Extending the rows significantly, we should be able to produce a result where scaling is required:

root@debian-test:~# awk -v columns=2 -v digits=0.5 -v rows=1000 -f gen_csv.awk | awk 'BEGIN{FS=",";}{value=$2; a[value]++; if (a[value]>max) {max=a[value];}}END{printf("Value\tFrequency"); for(i in a) {printf("\n%s\t%s\t",i,a[i]); for(j=0;j<(int(a[i]*(50/max)));j++) {printf("#");}} print "";}'
Value   Frequency
0       298     ############################################
1       332     ##################################################
2       323     ################################################
3       47      #######

This is a pretty awkward expression for a one liner, so let’s unpack it step by step:

-> BEGIN{FS=",";} csv files are delimited by , so we set the file separator to this. Skip this step for tsv files.
-> value=$2 the choice of column that we want to create our frequency of occurrence histogram out of
-> a[value]++; the values are put into array a, the array is indexed by the value, and the array element itself is the number of times each index was found
-> if (a[value]>max) {max=a[value];} we want to know what was the highest value that we found, since we will want to scale the histogram against whatever this value is
-> END{printf("Value\tFrequency"); finished processing the file, print the headers
-> for (i in a) loop through the array a by index
-> printf("\n%s\t%s\t",i,a[i]); print the data we acquired: i -> the value of interest, a[i] -> frequency of the value of interest
-> for(j=0;j<(int(a[i]*(50/max)));j++) {printf("#");} print the histogram bars, the number of runs in this for loop depends on the highest frequency of occurence of any of the values, in this case 332. Printing 332 # characters would be wider than what we can comfortably display, so the divisor of 50 is the solution. It scales down the length of the histogram bars.
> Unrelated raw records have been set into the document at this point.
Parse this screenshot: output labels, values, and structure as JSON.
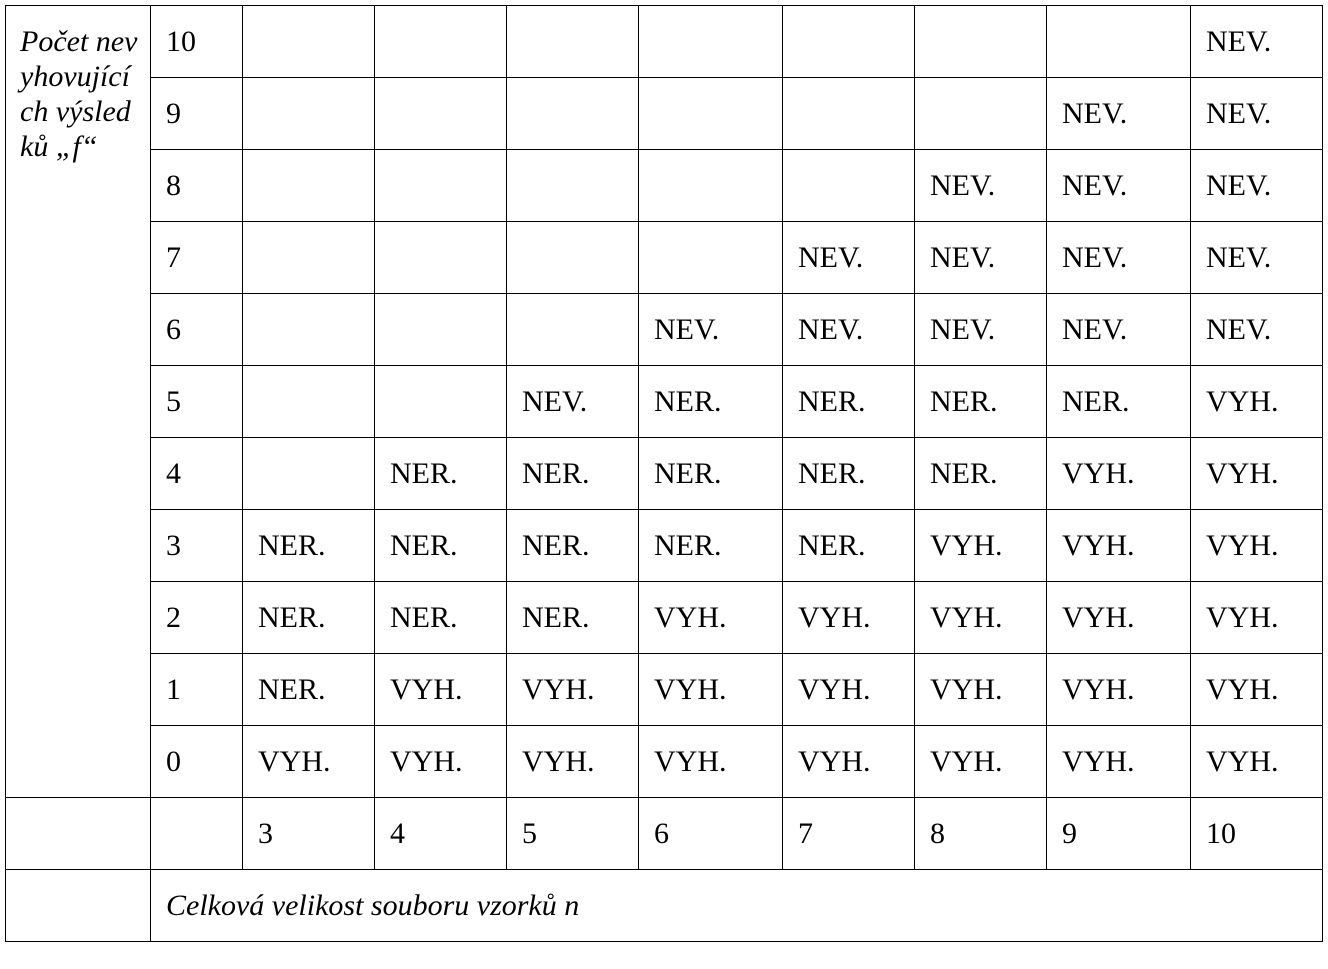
{
  "table": {
    "row_header": "Počet nevyhovujících výsledků „f“",
    "rows": [
      {
        "f": 10,
        "cells": [
          null,
          null,
          null,
          null,
          null,
          null,
          null,
          "NEV."
        ]
      },
      {
        "f": 9,
        "cells": [
          null,
          null,
          null,
          null,
          null,
          null,
          "NEV.",
          "NEV."
        ]
      },
      {
        "f": 8,
        "cells": [
          null,
          null,
          null,
          null,
          null,
          "NEV.",
          "NEV.",
          "NEV."
        ]
      },
      {
        "f": 7,
        "cells": [
          null,
          null,
          null,
          null,
          "NEV.",
          "NEV.",
          "NEV.",
          "NEV."
        ]
      },
      {
        "f": 6,
        "cells": [
          null,
          null,
          null,
          "NEV.",
          "NEV.",
          "NEV.",
          "NEV.",
          "NEV."
        ]
      },
      {
        "f": 5,
        "cells": [
          null,
          null,
          "NEV.",
          "NER.",
          "NER.",
          "NER.",
          "NER.",
          "VYH."
        ]
      },
      {
        "f": 4,
        "cells": [
          null,
          "NER.",
          "NER.",
          "NER.",
          "NER.",
          "NER.",
          "VYH.",
          "VYH."
        ]
      },
      {
        "f": 3,
        "cells": [
          "NER.",
          "NER.",
          "NER.",
          "NER.",
          "NER.",
          "VYH.",
          "VYH.",
          "VYH."
        ]
      },
      {
        "f": 2,
        "cells": [
          "NER.",
          "NER.",
          "NER.",
          "VYH.",
          "VYH.",
          "VYH.",
          "VYH.",
          "VYH."
        ]
      },
      {
        "f": 1,
        "cells": [
          "NER.",
          "VYH.",
          "VYH.",
          "VYH.",
          "VYH.",
          "VYH.",
          "VYH.",
          "VYH."
        ]
      },
      {
        "f": 0,
        "cells": [
          "VYH.",
          "VYH.",
          "VYH.",
          "VYH.",
          "VYH.",
          "VYH.",
          "VYH.",
          "VYH."
        ]
      }
    ],
    "n_values": [
      3,
      4,
      5,
      6,
      7,
      8,
      9,
      10
    ],
    "column_caption": "Celková velikost souboru vzorků n"
  }
}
The value of 50 is just something that makes sense for me, as I often operate in a tiling window manager set up, with split windows. You can adjust this value to your comfort.

If you already know from operational sense that a certain value, or range of values will be uninteresting, you can always wrap the value=$2 inside an appropriate if statement.

For clarity, here’s the full snippet unraveled:

#/bin/awk -f

BEGIN{
    FS=",";
}
{
    value=$2;
    a[value]++;
    if (a[value]>max) {
        max=a[value];
    }
}
END{
    printf("Value\tFrequency");
    for(i in a) {
        printf("\n%s\t%s\t",i,a[i]);
        for(j=0; j<(int(a[i]*(50/max))); j++) {
            printf("#");
        }
    }
    print "";
}

Conclusion

This simple one liner can be useful as a rough first pass on an acquired csv file, to check for (the absence of) some obvious errors. It’s served me useful in building and debugging data pipelines, especially in SSH-only contexts.